The CV intervention succeeded in lowering the ability to work long hours criterion for any candidate among men (BCV intervention = ‒1.76, SE = 0.62, p < .001; BAWLH = 0.32, SE = 0.12, p < .01; BCV intervention × AWLH = 0.35, SE = 0.16, p < .05), while it did not change the importance of the ability to work long hours criterion when evaluating any candidate among women managers (BCV intervention = 0.47, SE = 0.52, p = .37; BAWLH = 0.56, SE = 0.07, p < .001; BCV intervention × AWLH = ‒0.23, SE = 0.13, p = .008). See Figure 4 for the summary of results for the ability to work long hours criterion.

The Importance of AWLH Criterion, with or without a Personal Note for Men and Women Managers, Evaluating Candidates
To test whether possible initial gender bias in explicit ability to work long hours perceptions was evident, we found that the interaction was insignificant, F(1, 107) = 1.03, p = .31. Managers did not perceive women and men candidates differently on the ability to work long hours attribute (men managers: MWomen’s AWLH = 3.65, SD = 0.90; MMen’s AWLH = 3.68, SD = 0.80; women managers: MWomen’s AWLH = 3.69, SD = 0.82; MMen’s AWLH = 3.47, SD = 0.73). The same pattern was evident in the problem-solving ability perceptions, and the interaction was insignificant, F(1, 107) = 2.37, p = .13. Managers did not perceive women and men candidates differently on the problem-solving ability attribute (men managers: MWomen’s PSA = 3.87, SD = 0.94; MMen’s PSA = 4.10, SD = 0.77; women managers: MWomen’s PSA = 4.06, SD = 0.75; MMen’s PSA = 3.81, SD = 0.71). Thus, we did not find any explicit gender bias in perceptions hiring.

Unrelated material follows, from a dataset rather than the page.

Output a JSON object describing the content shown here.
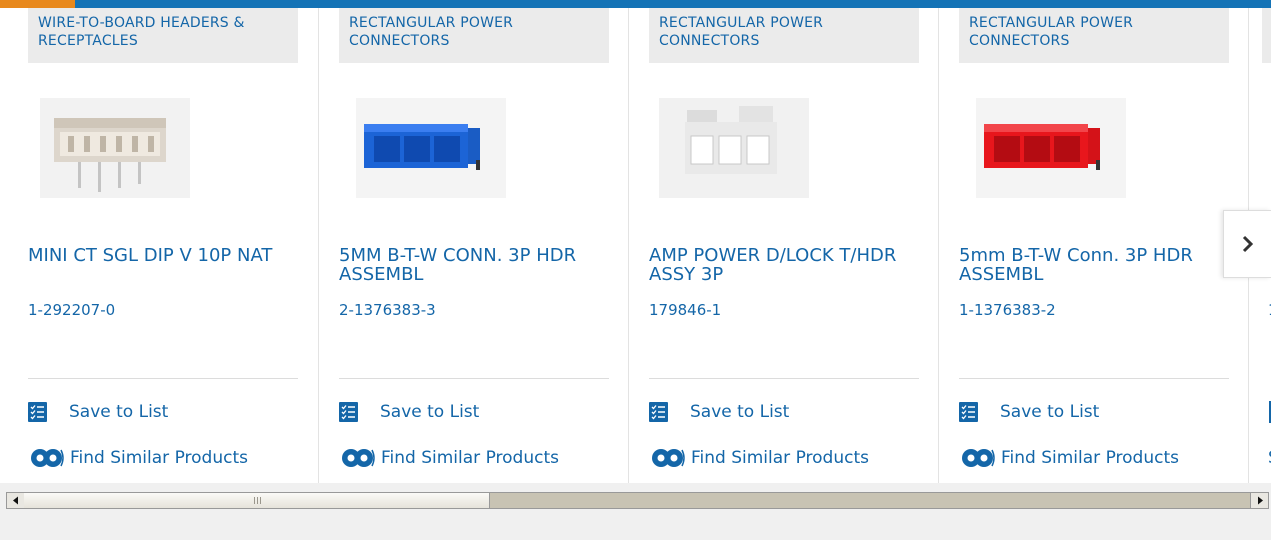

Last, to test whether possible initial gender bias in the hiring decision outcome exists, we found an insignificant interaction between the factor (hiring male vs. female candidate) by the manager’s gender: F(1, 107) = 0.009, p = .92 (men: MHiring women = 3.69, SD = 0.89; MHiring men = 3.70, SD = 0.76; women: MHiring women = 3.97, SD = 0.81; MHiring men = 3.72, SD = 0.66). These results indicate that in general, men were not preferred over women, and that there was no explicit bias in the initial hiring outcome.
Discussion
Our goal was to explore implicit and explicit bias in hiring practices in STEM focusing on hiring criteria, specifically ability to work long hours and problem-solving ability among men and women managers. We tested an intervention to deal with one criterion (ability to work long hours) that particularly affects women as they seek entry into STEM work.
We exposed an implicit gender bias in a specific criterion, as men managers gave greater importance than women managers to the ability to work long hours, and displayed a type of implicit in-group gender favoritism. This was not explicit discrimination because the importance of the ability to work long hours criterion was exposed indirectly when examining explicit ability to work long hours and problem-solving ability perceptions on the hiring outcome, while there were no significant differences between men and women candidates in the explicit ability to work long hours and problem-solving ability perceptions. These findings stress the hidden androcentric values in STEM (Thelwall, Abdullah, and Fairclough 2022) and reveal the salience of gender biases in STEM hiring practices.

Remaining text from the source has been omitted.